White House Loses Top Adviser On Violence Against Women

White House Loses Top Adviser On Violence Against Women
White House Adviser on Violence Against Women Lynn Rosenthal speaks before President Barack Obama arrives at an event marking Domestic Violence Awareness Month in the East Room of the White House in Washington, Wednesday, Oct. 27, 2010. (AP Photo/Charles Dharapak)
White House Adviser on Violence Against Women Lynn Rosenthal speaks before President Barack Obama arrives at an event marking Domestic Violence Awareness Month in the East Room of the White House in Washington, Wednesday, Oct. 27, 2010. (AP Photo/Charles Dharapak)

WASHINGTON -- Vice President Joe Biden is losing his top adviser on violence against women, The Huffington Post has learned.

Lynn Rosenthal, who has been a senior adviser to Biden since July 2009, will step down Friday. She is moving on to become the Vice President of External Affairs at the National Domestic Violence Hotline, and will remain in Washington, D.C.

Rosenthal has coordinated the White House's efforts to reduce domestic violence homicides, address domestic violence in the workplace and raise awareness about the effects of violence on youth. She's also served on the White House Council on Women and Girls.

Violence against women is one of Biden's signature issues. As a senator, he wrote the 1994 Violence Against Women Act, and he was instrumental in ushering through the law's reauthorization as vice president in 2013, when House Republicans unexpectedly held it up over its inclusion of new protections for Native American victims of abuse.

He regularly works to keep the issue in the spotlight. During remarks last month at the White House Tribal Nations Conference, he described domestic violence as an "epidemic" that "cuts to the very core of how we measure ourselves as a society."

In a statement provided to The Huffington Post, Biden described how Rosenthal has been by his side for decades as they pushed initiatives to counter domestic violence.

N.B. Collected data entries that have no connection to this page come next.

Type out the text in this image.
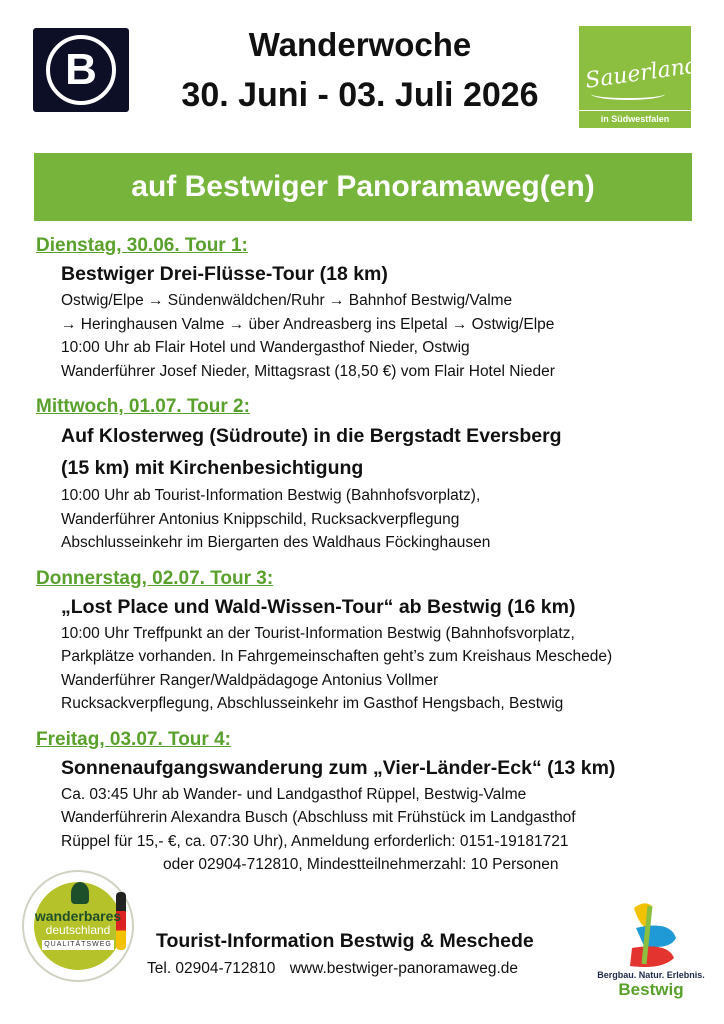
B
Wanderwoche
30. Juni - 03. Juli 2026
Sauerland
in Südwestfalen
auf Bestwiger Panoramaweg(en)
Dienstag, 30.06. Tour 1:
Bestwiger Drei-Flüsse-Tour (18 km)
Ostwig/Elpe → Sündenwäldchen/Ruhr → Bahnhof Bestwig/Valme
→ Heringhausen Valme → über Andreasberg ins Elpetal → Ostwig/Elpe
10:00 Uhr ab Flair Hotel und Wandergasthof Nieder, Ostwig
Wanderführer Josef Nieder, Mittagsrast (18,50 €) vom Flair Hotel Nieder
Mittwoch, 01.07. Tour 2:
Auf Klosterweg (Südroute) in die Bergstadt Eversberg
(15 km) mit Kirchenbesichtigung
10:00 Uhr ab Tourist-Information Bestwig (Bahnhofsvorplatz),
Wanderführer Antonius Knippschild, Rucksackverpflegung
Abschlusseinkehr im Biergarten des Waldhaus Föckinghausen
Donnerstag, 02.07. Tour 3:
„Lost Place und Wald-Wissen-Tour“ ab Bestwig (16 km)
10:00 Uhr Treffpunkt an der Tourist-Information Bestwig (Bahnhofsvorplatz,
Parkplätze vorhanden. In Fahrgemeinschaften geht’s zum Kreishaus Meschede)
Wanderführer Ranger/Waldpädagoge Antonius Vollmer
Rucksackverpflegung, Abschlusseinkehr im Gasthof Hengsbach, Bestwig
Freitag, 03.07. Tour 4:
Sonnenaufgangswanderung zum „Vier-Länder-Eck“ (13 km)
Ca. 03:45 Uhr ab Wander- und Landgasthof Rüppel, Bestwig-Valme
Wanderführerin Alexandra Busch (Abschluss mit Frühstück im Landgasthof
Rüppel für 15,- €, ca. 07:30 Uhr), Anmeldung erforderlich: 0151-19181721
oder 02904-712810, Mindestteilnehmerzahl: 10 Personen
wanderbares
deutschland
QUALITÄTSWEG Tourist-Information Bestwig & Meschede
Tel. 02904-712810 www.bestwiger-panoramaweg.de	Bergbau. Natur. Erlebnis.
Bestwig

"She was there as an advocate in the trenches when I wrote the Violence Against Women Act twenty years ago. She was there when President Obama and I were sworn into office, and my first request was to have Lynn made the first-ever White House Advisor on Violence Against Women. She was there when we reauthorized the Violence Against Women Act over the years—working to prevent domestic violence homicides and extending protections to Native American women, and LGBT Americans. She worked with me to reach a new generation of young women and to get men involved in speaking out about abuse," Biden said.

"While she is leaving the White House, I know she will continue to be a passionate voice for the right of every woman -- and every person -- on the planet to be free from violence and abuse," he continued. "That's the right that measures who we are as a country -- and it is what measures the work of Lynn’s life."

Rosenthal's allies in the domestic violence community hailed the effect she's had on focusing the White House's attention on sexual assault. During her time with the administration, Sexual Assault Awareness Month was recognized for the first time, the White House backed major sexual assault provisions in the reauthorization of the Violence Against Women Act, and a campus sexual assault initiative was launched.

"Never before have a President and Vice President spoken out directly on the issue of sexual assault," said Terri Poore of the National Alliance to End Sexual Violence. "Lynn's work will have ripple effects on addressing and preventing sexual violence for decades to come."